Weiter geht es mit dem bereits angesprochenen „Kinderkreuzzug“, der ebenfalls sehr bedrückend daherkommt. „Dorinas Bild“ schließt dann den ersten Teil des Albums ab. In diesem Song klammert sich der Protagonist an die schönen Seiten seiner Vergangenheit und findet schließlich Erlösung.
„Kadaverstern“, eine Coverversion von Heinz Rudolf Kunze schildert den Egoismus der Menschen aus anderen Augen, nämlich denen eines durch Tierversuche verendeten Tieres. Die Thematik passt sehr gut in den Kontext des Albums, die Vokabel „Weltgeschichte“ schließt den Kreis.
„Nellie“ ist das Streben nach Anonymität, ein neuer Beginn, der perfekt den zweiten Teil des Albums einleitet. Es folgen das bereits von der „Winterreise EP“ bekannte „Was uns zerbricht“ und die Ballade „Sag doch was“. „Grabenkrieg“ und „Die Ruhe selbst“ führen den eingeschlagenen Weg einer zerbrechenden Beziehung konsequent fort, während „Das (ebenfalls bekannte) Gesicht“ ein Ende der Geschichte offen lässt.
Damit wäre inhaltlich viel gesagt, doch wie sieht es nun mit einer Bewertung aus? Zunächst einmal ist für mich das Album, grob gesagt, gelungen. Stilistisch ist es so geworden, wie ich mir immer ein Album von JANUS gewünscht hatte: Klassisch instrumentiert, ohne Elektrospielereien oder elektronischen Instrumenten und mit viel Klavier. Letztlich trifft aber nicht immer alles meinen Geschmack.
Der Opener reißt mich nicht mit, ist textlich keine Offenbarung; er erzählt eine Geschichte, die man schon zu oft gehört hat. Die Originalität fehlt ein wenig, auch wenn die gewohnte Sprachästhetik vorhanden ist. „Anita spielt Cello“ ist besser, hat das gewisse Etwas und die bessere Melodie. Vielleicht handelt es sich hierbei bereits um das Highlight der Platte.
Dem „Kinderkreuzzug“ stehe ich etwas ratlos gegenüber. Einerseits ist die Geschichte zum Weinen traurig, andererseits scheint sich mir der Inhalt etwas zu oft dem Reimschema unterzuordnen. Irgendwann ging er verloren, das tat den andren weh. Sie riefen seinen Namen, doch um sie nichts als Schnee. Irgendwie fehlt mir dort die Genialität, vielleicht auch ein wenig das kryptische, das wenig Offensichtliche.

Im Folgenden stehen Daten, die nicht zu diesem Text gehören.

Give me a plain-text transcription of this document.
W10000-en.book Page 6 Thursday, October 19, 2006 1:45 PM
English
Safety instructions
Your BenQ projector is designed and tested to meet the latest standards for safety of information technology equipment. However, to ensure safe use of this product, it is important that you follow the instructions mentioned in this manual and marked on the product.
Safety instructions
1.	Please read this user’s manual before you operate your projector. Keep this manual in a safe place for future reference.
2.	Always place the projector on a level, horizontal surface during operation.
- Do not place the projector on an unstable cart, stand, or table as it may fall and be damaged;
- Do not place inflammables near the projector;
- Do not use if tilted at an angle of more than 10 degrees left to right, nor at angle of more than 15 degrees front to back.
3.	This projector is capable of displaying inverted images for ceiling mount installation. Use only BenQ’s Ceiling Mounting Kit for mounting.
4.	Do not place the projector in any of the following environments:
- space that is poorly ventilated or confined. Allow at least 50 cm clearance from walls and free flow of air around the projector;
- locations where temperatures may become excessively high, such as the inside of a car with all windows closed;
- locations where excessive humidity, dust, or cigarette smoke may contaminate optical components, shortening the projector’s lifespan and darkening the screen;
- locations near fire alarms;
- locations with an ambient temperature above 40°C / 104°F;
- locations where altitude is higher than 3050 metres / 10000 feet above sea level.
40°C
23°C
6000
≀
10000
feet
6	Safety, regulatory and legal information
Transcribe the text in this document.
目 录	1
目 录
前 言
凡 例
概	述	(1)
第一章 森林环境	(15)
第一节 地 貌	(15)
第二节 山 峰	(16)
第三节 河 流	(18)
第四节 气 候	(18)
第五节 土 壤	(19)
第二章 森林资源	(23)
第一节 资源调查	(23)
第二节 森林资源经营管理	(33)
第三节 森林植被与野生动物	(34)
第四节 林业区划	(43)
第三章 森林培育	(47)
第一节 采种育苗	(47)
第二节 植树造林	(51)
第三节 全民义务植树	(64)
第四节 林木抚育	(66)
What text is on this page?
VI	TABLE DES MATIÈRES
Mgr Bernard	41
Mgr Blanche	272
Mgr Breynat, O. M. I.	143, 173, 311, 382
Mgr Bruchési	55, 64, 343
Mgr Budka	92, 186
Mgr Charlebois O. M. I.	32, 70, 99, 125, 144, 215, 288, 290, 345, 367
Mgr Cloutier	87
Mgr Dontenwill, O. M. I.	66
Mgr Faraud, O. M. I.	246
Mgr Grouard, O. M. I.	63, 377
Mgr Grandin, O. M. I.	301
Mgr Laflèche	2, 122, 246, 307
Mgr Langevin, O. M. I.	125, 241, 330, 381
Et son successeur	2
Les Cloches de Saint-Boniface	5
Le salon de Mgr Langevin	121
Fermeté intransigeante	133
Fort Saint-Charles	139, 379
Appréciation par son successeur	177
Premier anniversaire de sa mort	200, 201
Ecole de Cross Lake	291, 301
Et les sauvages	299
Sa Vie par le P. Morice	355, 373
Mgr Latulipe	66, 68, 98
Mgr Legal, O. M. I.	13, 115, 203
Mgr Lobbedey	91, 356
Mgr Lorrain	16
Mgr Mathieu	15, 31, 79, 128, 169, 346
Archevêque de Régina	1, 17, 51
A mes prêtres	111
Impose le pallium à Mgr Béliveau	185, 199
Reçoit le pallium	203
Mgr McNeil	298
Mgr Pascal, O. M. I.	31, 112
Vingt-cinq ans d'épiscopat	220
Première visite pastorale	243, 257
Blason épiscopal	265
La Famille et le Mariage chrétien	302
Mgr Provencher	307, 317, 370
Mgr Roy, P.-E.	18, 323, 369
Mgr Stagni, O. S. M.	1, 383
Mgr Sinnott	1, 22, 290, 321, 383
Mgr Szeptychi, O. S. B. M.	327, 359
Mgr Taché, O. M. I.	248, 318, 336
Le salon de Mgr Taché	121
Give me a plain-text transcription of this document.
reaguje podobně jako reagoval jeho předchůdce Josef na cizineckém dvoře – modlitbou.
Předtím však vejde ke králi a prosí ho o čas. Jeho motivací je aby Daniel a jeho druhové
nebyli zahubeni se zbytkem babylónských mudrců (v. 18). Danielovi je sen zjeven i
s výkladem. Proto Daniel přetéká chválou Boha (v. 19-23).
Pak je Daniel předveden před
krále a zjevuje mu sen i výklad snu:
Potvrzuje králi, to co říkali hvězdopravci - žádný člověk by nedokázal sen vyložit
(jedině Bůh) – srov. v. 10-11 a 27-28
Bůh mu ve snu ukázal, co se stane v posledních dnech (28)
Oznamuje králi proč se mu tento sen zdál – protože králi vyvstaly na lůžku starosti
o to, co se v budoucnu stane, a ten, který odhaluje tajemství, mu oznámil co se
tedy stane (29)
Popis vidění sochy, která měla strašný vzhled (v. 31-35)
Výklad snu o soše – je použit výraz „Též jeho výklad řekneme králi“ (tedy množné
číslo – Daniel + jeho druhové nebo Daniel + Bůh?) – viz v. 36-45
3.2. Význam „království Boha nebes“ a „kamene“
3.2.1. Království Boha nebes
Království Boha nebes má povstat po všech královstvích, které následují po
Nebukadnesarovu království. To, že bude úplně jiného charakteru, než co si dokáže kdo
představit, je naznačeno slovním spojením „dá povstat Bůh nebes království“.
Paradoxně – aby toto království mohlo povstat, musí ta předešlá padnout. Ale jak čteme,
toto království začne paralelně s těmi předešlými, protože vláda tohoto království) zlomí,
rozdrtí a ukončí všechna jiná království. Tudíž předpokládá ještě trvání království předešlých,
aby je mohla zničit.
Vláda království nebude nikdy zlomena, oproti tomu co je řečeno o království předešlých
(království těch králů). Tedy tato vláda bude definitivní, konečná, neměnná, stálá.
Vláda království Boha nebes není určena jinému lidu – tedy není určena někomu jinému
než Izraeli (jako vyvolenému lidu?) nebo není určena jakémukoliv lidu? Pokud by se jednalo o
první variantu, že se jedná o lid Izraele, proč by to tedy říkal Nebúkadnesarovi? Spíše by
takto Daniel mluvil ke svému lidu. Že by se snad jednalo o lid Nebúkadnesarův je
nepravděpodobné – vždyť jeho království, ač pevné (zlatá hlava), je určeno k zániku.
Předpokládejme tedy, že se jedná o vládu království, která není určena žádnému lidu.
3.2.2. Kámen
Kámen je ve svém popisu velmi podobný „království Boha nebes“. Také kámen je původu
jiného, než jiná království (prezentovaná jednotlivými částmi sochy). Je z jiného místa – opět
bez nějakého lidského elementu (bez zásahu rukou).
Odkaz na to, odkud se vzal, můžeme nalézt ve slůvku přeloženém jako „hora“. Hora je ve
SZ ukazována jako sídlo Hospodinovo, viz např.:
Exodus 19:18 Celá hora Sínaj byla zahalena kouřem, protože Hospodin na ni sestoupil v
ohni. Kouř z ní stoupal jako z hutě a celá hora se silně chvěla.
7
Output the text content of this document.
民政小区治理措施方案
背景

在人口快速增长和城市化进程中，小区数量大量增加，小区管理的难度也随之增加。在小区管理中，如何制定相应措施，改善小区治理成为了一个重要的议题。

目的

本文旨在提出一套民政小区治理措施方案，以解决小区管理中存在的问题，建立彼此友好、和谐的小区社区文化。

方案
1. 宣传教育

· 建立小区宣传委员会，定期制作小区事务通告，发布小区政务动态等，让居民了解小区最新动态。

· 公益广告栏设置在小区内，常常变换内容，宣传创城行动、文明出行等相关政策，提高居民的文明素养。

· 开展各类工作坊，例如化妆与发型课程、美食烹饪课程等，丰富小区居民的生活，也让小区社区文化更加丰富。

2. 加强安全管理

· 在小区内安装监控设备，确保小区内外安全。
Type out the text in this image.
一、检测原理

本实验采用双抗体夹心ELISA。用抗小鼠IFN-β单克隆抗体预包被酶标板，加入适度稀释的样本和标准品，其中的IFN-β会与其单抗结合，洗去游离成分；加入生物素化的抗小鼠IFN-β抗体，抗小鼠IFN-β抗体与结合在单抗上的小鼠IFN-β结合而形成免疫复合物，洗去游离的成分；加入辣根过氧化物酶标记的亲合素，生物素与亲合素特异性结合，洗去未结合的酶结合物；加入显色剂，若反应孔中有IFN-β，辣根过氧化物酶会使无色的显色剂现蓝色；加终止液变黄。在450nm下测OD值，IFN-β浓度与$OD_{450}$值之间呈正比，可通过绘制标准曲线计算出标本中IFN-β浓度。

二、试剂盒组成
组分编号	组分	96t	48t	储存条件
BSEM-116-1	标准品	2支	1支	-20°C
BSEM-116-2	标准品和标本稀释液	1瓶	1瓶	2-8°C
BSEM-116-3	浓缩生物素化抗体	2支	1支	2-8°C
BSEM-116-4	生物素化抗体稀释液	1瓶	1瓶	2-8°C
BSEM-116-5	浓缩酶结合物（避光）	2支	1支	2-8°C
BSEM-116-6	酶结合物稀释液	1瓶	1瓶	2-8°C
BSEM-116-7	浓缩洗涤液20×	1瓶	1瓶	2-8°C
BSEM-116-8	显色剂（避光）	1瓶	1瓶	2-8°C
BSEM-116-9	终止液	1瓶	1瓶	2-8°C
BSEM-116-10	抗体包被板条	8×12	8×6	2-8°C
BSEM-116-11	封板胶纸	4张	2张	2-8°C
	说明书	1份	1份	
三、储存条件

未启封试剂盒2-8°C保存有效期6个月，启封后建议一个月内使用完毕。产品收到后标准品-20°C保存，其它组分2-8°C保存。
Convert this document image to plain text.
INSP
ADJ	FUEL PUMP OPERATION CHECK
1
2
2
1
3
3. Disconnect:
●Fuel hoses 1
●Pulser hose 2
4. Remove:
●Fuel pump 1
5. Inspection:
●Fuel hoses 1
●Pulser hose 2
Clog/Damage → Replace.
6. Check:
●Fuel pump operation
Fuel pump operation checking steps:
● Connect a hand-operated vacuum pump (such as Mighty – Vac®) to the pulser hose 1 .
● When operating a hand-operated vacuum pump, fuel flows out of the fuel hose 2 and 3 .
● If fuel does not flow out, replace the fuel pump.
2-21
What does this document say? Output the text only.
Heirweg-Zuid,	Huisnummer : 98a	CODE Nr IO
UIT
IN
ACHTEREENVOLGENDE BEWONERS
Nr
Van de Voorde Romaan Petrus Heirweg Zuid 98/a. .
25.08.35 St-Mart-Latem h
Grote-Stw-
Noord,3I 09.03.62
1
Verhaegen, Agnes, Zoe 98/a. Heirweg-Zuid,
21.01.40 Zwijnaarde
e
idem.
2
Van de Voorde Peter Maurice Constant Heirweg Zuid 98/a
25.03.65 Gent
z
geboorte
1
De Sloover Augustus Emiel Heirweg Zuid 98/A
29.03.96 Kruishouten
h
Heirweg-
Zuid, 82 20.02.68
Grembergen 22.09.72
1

„Dorinas Bild“ überzeugt mich hingegen wieder, musikalisch wie textlich. Der Song scheint mir das gewaltigste zu sein, das JANUS je hervorgebracht hat. Der Refrain kommt mit einer unglaublichen Kraft daher. „Kadaverstern“ ist ebenfalls eine gelungene Coverversion. War das Original noch von Synthiesounds getragen, ist die JANUS -Version natürlich klassischer gestaltet und Riegert wirkt um einiges stimmgewaltiger als Kunze. „Nellie“ ist sehr ruhig und gefällt mir ebenfalls. Genauso wie „Was uns zerbricht“, das mit einem tollen, wenn auch an einigen Stellen etwas kitschigen Text daherkommt. „Sag doch was“ hingegen ist aus meiner Sicht eher schwach. Hier wird die Grenze zum Kitsch eindeutig überschritten. Sag doch was. Bitte, sag etwas. Ich hab genauso wenig Kraft wie du. Andere mögen es anders sehen, aber diesen Song finde ich wenig gelungen, obwohl ich normalerweise ein Freund klebriger Balladen bin. Vielleicht bin ich so etwas von JANUS einfach nicht gewöhnt. Vielleicht muss ich mich auch an den Song gewöhnen.
Auch „Grabenkrieg“ kann ich nicht viel abgewinnen. Das Duett beginnt gut und ist ein Ohrwurm.. vermag es dennoch kaum, mich mitzureissen. Mit „Die Ruhe selbst“ präsentieren sich JANUS wieder in Höchstform (nahezu). Die Lyrics sind mir zwar ein wenig zu reisserisch, aber die tolle Melodie macht diesen Nachteil wieder wett. Schließlich endet das Album mit einem meiner Lieblingssongs, nämlich dem „Gesicht“. Die wundervolle Melodie des Songs und Riegerts ebenfalls wundervolle Stimme sorgen für einen genialen Abschluss von „Nachtmahr“.
Als Fazit bleibt wohl zu sagen, dass es sich trotz einiger Schwächen um ein mehr als solides Album der Janüsse handelt. Letztlich überwiegen die guten Momente. „Auferstehung“ war aus meiner Sicht besser, aber „Nachtmahr“ folgt nicht weit dahinter.